Lewis Hamilton’s first point-less event represented a new low in Mercedes’ difficult 2022 Formula 1 season as the Emilia Romagna Grand Prix provided the first evidence its title hopes may be beyond saving.
The low speed at which the onset of porpoising occurs on the Mercedes obliges it to be set up with a comparatively big rear ride height, which has the unenviable dual impact of costing downforce and adding drag.
This was compounded by other factors at a rain-hit Imola, where Hamilton and team-mate George Russell were knocked out in Q2 and spent the rest of the weekend out of position – although Russell recovered to finish fourth in the grand prix, aided by an excellent first lap in which he gained five places while Hamilton got stuck in the midfield.
Hamilton and Mercedes have not wanted to rule out competing for this year’s title and have focused on an optimistic outlook in the hope that unlocking their car’s potential sooner rather than later will transform their fortunes.
But after the sprint race at Imola Hamilton declared “we’re obviously not fighting for this championship”, which became even more emphatic after he finished 13th in Sunday’s grand prix.
“I mean, I’m out of the championship,” Hamilton said. “There’s no question about that.”
Even the usually optimistic Toto Wolff was left to conclude over the weekend that Mercedes has no business calling itself a title contender at the moment.
“It’s obvious that we are not anywhere near the fight at the front,” Wolff said on Saturday.
“And it would be pretty unrealistic to claim to have a slot among the frontrunners who are fighting for the championship.”
This weekend featured the first hints that Mercedes might not get its problems fixed in time to save its season and that sooner rather than later its intentions will need to turn to making sure it can at least recover in 2023.
Hamilton’s concern is that Mercedes will discover it has a problem that will take months to solve so while he is not giving up on 2022 he is reiterating the need to be realistic.
That includes a comment that Mercedes may need to “work hard to make sure we’re not in this position next year”.
At the start of this season, during the first test in Spain, Hamilton bluntly brushed aside a question about whether he feared Mercedes might get caught out by the major rules changes.
He asked in return why he would think that, declaring Mercedes does not make mistakes.

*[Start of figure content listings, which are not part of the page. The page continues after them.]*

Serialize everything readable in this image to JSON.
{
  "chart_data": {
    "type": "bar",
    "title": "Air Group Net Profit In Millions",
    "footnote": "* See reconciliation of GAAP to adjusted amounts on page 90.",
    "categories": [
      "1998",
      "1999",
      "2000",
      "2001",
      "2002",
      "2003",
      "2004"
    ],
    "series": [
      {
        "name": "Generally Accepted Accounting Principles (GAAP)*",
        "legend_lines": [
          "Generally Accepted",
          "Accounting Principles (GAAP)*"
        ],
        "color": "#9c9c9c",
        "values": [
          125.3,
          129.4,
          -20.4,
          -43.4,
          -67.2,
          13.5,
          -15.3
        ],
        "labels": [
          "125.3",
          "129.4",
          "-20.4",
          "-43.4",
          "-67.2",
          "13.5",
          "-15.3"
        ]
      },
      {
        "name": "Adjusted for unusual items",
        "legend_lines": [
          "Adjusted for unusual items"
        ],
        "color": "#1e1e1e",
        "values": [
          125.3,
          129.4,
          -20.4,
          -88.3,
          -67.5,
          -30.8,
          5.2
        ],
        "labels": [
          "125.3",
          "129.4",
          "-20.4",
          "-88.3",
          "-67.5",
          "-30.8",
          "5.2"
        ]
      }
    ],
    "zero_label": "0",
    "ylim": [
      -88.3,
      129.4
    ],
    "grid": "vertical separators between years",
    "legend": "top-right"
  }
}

At Imola, Hamilton brought up that exchange unprompted. He said that, on reflection, Mercedes may well have made the wrong design choices.
“We’re doing the best we can with what we have,” said Hamilton.
“Ultimately, earlier on in the year, we were in Barcelona, a question was put to me, what happens if you get it wrong? And I said well we don’t do that. We’re world champions.
“But the fact is that with all the possibilities out there, we may have.”
Mercedes is desperately trying to work out what it can do to make the car work, in reality, the way it does in its simulations.
The floor is doing so much of the work with this generation of cars and is obviously where the porpoising issue stems from.
Hamilton suggested that Mercedes definitively determining that its concept is flawed would effectively be the next best thing because then it would at least be able to come up with an action plan.
Wolff is not willing to accept that the entire W13 concept is wrong, even if there might be something within the car that just doesn’t work with these regulations.
But he has said for the first time that Mercedes may need to decide to cut its losses sooner rather than later – which means deciding whether completely starting afresh has more potential.
Wolff said: “Cutting the losses, it would mean that you say ‘OK, where’s the baseline now? Is there a new baseline we can start upon where we believe that we can unlock more potential?’
“If we would have thought that, we would have done it five months ago.
“We believe that this is the development direction that we need to take. So it’s quite a tricky exercise to do.
“You can say, ‘OK cut the losses, switch to next year’ if you understand why you got it wrong. And at the moment we simply don’t.”
That is why Mercedes’ situation is so complicated.
The rules stay the same for next year, so Mercedes cannot abandon 2022 and put all its resources into developing a completely different 2023 car.
And if Mercedes continues to spend time and money on this concept and can fix its problems, that will pay off longer-term anyway because the car will stay broadly the same.
The bottom line is Mercedes still needs to understand what’s gone wrong with this design.
Only then will it be able to work out if a major change is needed, or if it can stick with the development path it has been plotting for several months.
“We very much believe that the science we are putting in at the moment will help us to in effect run the car lower, where we believe we have all the aerodynamic goodness but we haven’t been able to unlock that because of the bottoming of the car,” said Wolff.
“If we are able to get on top of that it means there is quite some lap time we can find.
“If not, we need to have another idea.”
There remains a belief within Mercedes that the core W13 concept is a valid one and it can still become a successful car.
The question is not just whether that is the case, but whether it can happen this season at all.
If not, then Mercedes’ attention will need to turn to 2023. And Hamilton says it will have a “painful” year in the meantime.